The Justice Department and IRS have gone beyond the information gleaned from taxpayers, he said. 
“Given the quality of information the government has, it appears that they’ve gotten it from sources other than the voluntary disclosures,” he said. 
* * * *
Neiman and other lawyers said prosecutors will probably resolve the Leumi and Mizrahi investigations by filing charges and agreeing to drop them if the banks meet certain conditions, as they did in the UBS case. The Justice Department has filed dozens of such deferred-prosecution agreements in corporate cases in the past few years. 
“Those investigations will culminate in separate deferred- prosecution agreements where each bank will pay a significant fine and agree to cooperate with the U.S. government,” said Bryan Skarlatos, a law partner of Fink. “The government would like them to turn over client information, but I don’t know if that will be the ultimate result of the cooperation.” 
The Justice Department and IRS are “hoping prosecutions like this one against Bank Leumi will cause more customers to make voluntary disclosures,” Skarlatos said. “We’re going to see more prosecutions and voluntary disclosures involving unreported bank accounts in Israel.”
According to the article, a -- perhaps not the, but certainly a -- focus of the attention are so-called back-to-back loans, described in the article, used to make the offshore funds available to the U.S. depositors.

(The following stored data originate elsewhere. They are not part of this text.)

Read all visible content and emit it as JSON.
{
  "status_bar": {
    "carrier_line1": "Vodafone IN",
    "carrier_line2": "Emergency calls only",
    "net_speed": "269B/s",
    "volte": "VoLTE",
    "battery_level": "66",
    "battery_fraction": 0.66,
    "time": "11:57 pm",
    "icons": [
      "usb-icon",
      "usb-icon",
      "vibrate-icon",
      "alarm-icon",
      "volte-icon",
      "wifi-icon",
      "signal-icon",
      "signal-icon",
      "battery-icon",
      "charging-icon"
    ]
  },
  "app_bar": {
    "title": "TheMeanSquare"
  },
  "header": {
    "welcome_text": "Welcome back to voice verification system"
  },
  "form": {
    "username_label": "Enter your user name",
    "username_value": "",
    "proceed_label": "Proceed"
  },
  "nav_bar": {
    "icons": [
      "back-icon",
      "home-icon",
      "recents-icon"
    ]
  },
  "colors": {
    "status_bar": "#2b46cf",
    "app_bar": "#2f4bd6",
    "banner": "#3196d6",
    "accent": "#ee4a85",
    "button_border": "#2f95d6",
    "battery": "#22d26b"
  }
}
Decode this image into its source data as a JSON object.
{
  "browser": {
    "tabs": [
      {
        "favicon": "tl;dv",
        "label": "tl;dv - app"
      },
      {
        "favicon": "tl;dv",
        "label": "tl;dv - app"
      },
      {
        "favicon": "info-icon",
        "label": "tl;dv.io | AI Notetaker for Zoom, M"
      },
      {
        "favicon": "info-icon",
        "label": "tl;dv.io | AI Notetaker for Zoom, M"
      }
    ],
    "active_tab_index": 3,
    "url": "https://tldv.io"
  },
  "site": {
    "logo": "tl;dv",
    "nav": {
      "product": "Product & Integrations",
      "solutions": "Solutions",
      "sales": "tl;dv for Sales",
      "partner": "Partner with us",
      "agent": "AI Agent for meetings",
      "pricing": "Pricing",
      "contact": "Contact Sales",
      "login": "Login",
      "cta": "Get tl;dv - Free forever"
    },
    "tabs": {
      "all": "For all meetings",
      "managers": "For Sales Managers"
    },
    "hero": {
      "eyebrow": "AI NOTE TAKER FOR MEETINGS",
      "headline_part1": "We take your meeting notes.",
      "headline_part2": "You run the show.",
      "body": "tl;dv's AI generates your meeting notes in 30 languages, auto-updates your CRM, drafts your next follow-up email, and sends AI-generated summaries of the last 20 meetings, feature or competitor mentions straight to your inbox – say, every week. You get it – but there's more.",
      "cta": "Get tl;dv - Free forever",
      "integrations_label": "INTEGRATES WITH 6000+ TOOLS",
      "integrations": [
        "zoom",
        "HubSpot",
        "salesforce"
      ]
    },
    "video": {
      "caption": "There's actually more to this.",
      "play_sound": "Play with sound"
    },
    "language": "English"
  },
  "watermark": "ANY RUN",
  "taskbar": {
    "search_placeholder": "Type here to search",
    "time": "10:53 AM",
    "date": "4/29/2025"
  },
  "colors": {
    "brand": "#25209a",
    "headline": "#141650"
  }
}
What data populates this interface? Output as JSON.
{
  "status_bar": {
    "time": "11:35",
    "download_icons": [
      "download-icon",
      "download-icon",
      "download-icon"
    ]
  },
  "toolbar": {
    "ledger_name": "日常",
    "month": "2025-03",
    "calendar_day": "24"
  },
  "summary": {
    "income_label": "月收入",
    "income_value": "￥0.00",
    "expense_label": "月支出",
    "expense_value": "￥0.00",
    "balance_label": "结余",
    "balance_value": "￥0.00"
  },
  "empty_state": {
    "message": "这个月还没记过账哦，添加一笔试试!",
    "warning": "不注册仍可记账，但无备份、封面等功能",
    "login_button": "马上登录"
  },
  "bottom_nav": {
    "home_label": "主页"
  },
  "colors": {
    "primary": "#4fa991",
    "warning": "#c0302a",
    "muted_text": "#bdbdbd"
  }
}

U.S. clients of these two banks with tax or FBAR noncompliance should join the IRS voluntary disclosure program ASAP (if they have not earlier done so).   Even if they are relatively clean (focus on relatively), they probably should join and consider opt out when the time comes.  And, of course, the message that the Government wants is that there will be other banks who may be targeted.  Remember, that the IRS threatened in the 2012 OVDP FAQs, that it can name banks at which time it is too late to get in the program.  It has not done that to date, so that U.S. depositors of banks may be lulled into some sense that it won't.  That may be a bad decision.


  1. In response to:

    “Unfortunately, too many taxpayers got involved with foreign bank
    accounts and those who have not taken advantage of the voluntary
    disclosure program are facing the prospect of criminal prosecution,”

    This comment needs to exclude Americans living abroad, since they bank locally and pay local taxes in the countries where they live. Stateside Americans often make the mistake of treating all Americans the same, regardless of where they live, and this problem needs to be corrected. Americans living abroad have local bank accounts where they live, not foreign bank accounts, unless they bank in the US.

  2. Investigations move very slowly ( I have been told by my lawyer that one of these eleven banks has been under investigation for about two years now) and I agree that one should not assume that nothing will result from the investigation just because nothing has happened yet.

    As far as being "relatively clean (focus on relatively)" foreign bank customers do run the whole spectrum from those taking elaborate steps to intentionally evade taxes, to those who simply failed to report interest income.